Когда-то, в рамках концепции догоняющего развития, сложилась модель своеобразного исторического посредничества, выполняемого наиболее развитыми странами - пионерами прогресса. Народы отставшие приобщаются к передовым достижениям не сразу и непосредственно, оставаясь один на один с новой техносферой, а посредством освоения опыта впереди идущих. В чем-то это воспроизводит латинский архетип иерархии ангельских чинов и человека, удостаивающегося встречи с Богом и спасения только через их посредничество.
Вспомним знаменитый спор св. Григория Паламы с Варлаамом. Последний утверждал в трактате 'Против мессалиан', что человек не может встретить Бога иначе как через посредничество ангела, 'ибо мы подначальны ангельской иерархии'. 'Что делаешь ты, о человек? - отвечает ему св. Григорий.
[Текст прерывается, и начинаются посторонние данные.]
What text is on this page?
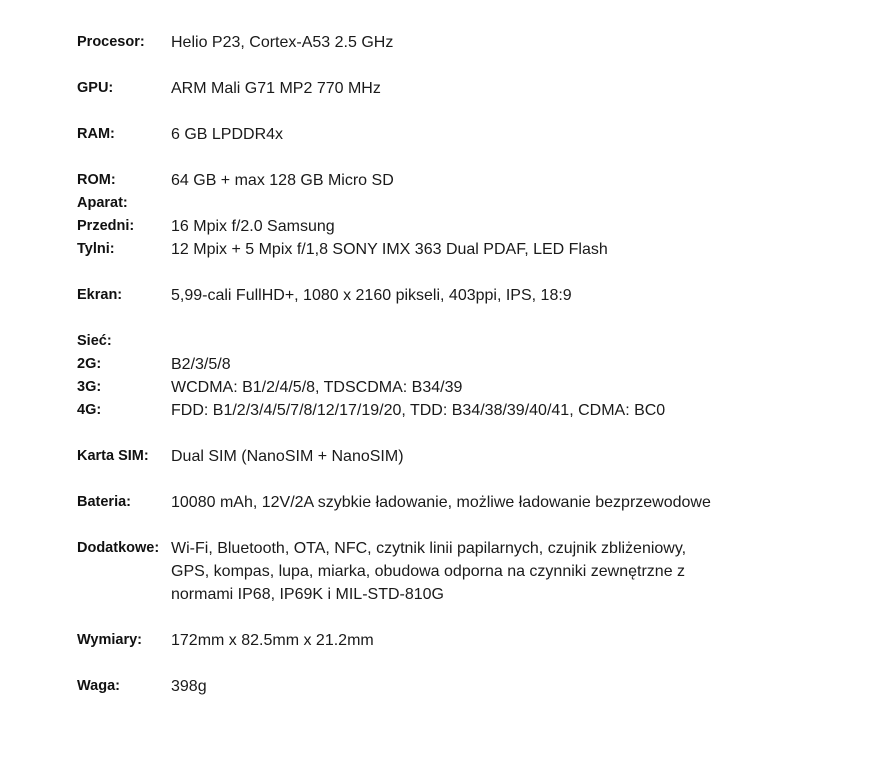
Procesor: Helio P23, Cortex-A53 2.5 GHz
GPU:	ARM Mali G71 MP2 770 MHz
RAM:	6 GB LPDDR4x
ROM:	64 GB + max 128 GB Micro SD
Aparat:
Przedni: 16 Mpix f/2.0 Samsung
Tylni:	12 Mpix + 5 Mpix f/1,8 SONY IMX 363 Dual PDAF, LED Flash
Ekran:	5,99-cali FullHD+, 1080 x 2160 pikseli, 403ppi, IPS, 18:9
Sieć:
2G:	B2/3/5/8
3G:	WCDMA: B1/2/4/5/8, TDSCDMA: B34/39
4G:	FDD: B1/2/3/4/5/7/8/12/17/19/20, TDD: B34/38/39/40/41, CDMA: BC0
Karta SIM: Dual SIM (NanoSIM + NanoSIM)
Bateria:	10080 mAh, 12V/2A szybkie ładowanie, możliwe ładowanie bezprzewodowe
Dodatkowe: Wi-Fi, Bluetooth, OTA, NFC, czytnik linii papilarnych, czujnik zbliżeniowy,
GPS, kompas, lupa, miarka, obudowa odporna na czynniki zewnętrzne z
normami IP68, IP69K i MIL-STD-810G
Wymiary: 172mm x 82.5mm x 21.2mm
Waga:	398g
Хочешь подчинить необходимости Владыку необходимостей, который устраняет их, когда хочет, а иногда совершенно их преображает?'21
И разве Моисею явился ангел, а не Сам Господь непосредственно? '...Когда явилась истина и закон Благодати - закон, по которому не ходатай, ниже ангел, но Сам Господь спасе нас (Ис. 63, 9) - и когда Сам Дух Божий наставил нас на всякую истину... неужели Он не соизволит сотворить Себе обиталище в человеке, явиться ему и говорить с ним без посредников...'22
Эта православная парадигма приобщения к Благодати без посредников побуждает нас говорить о двух типах онтологии. С одной стороны, мы имеем онтологию экономического, технического и политического мира, где действуют законы постепенности, временной иерархии раннего и позднего, менее и более развитого, с другой - онтологию морального и духовного мира, не знающего подобных иерархий и соответствующей им корреляции между технико-экономической развитостью и духовным совершенством.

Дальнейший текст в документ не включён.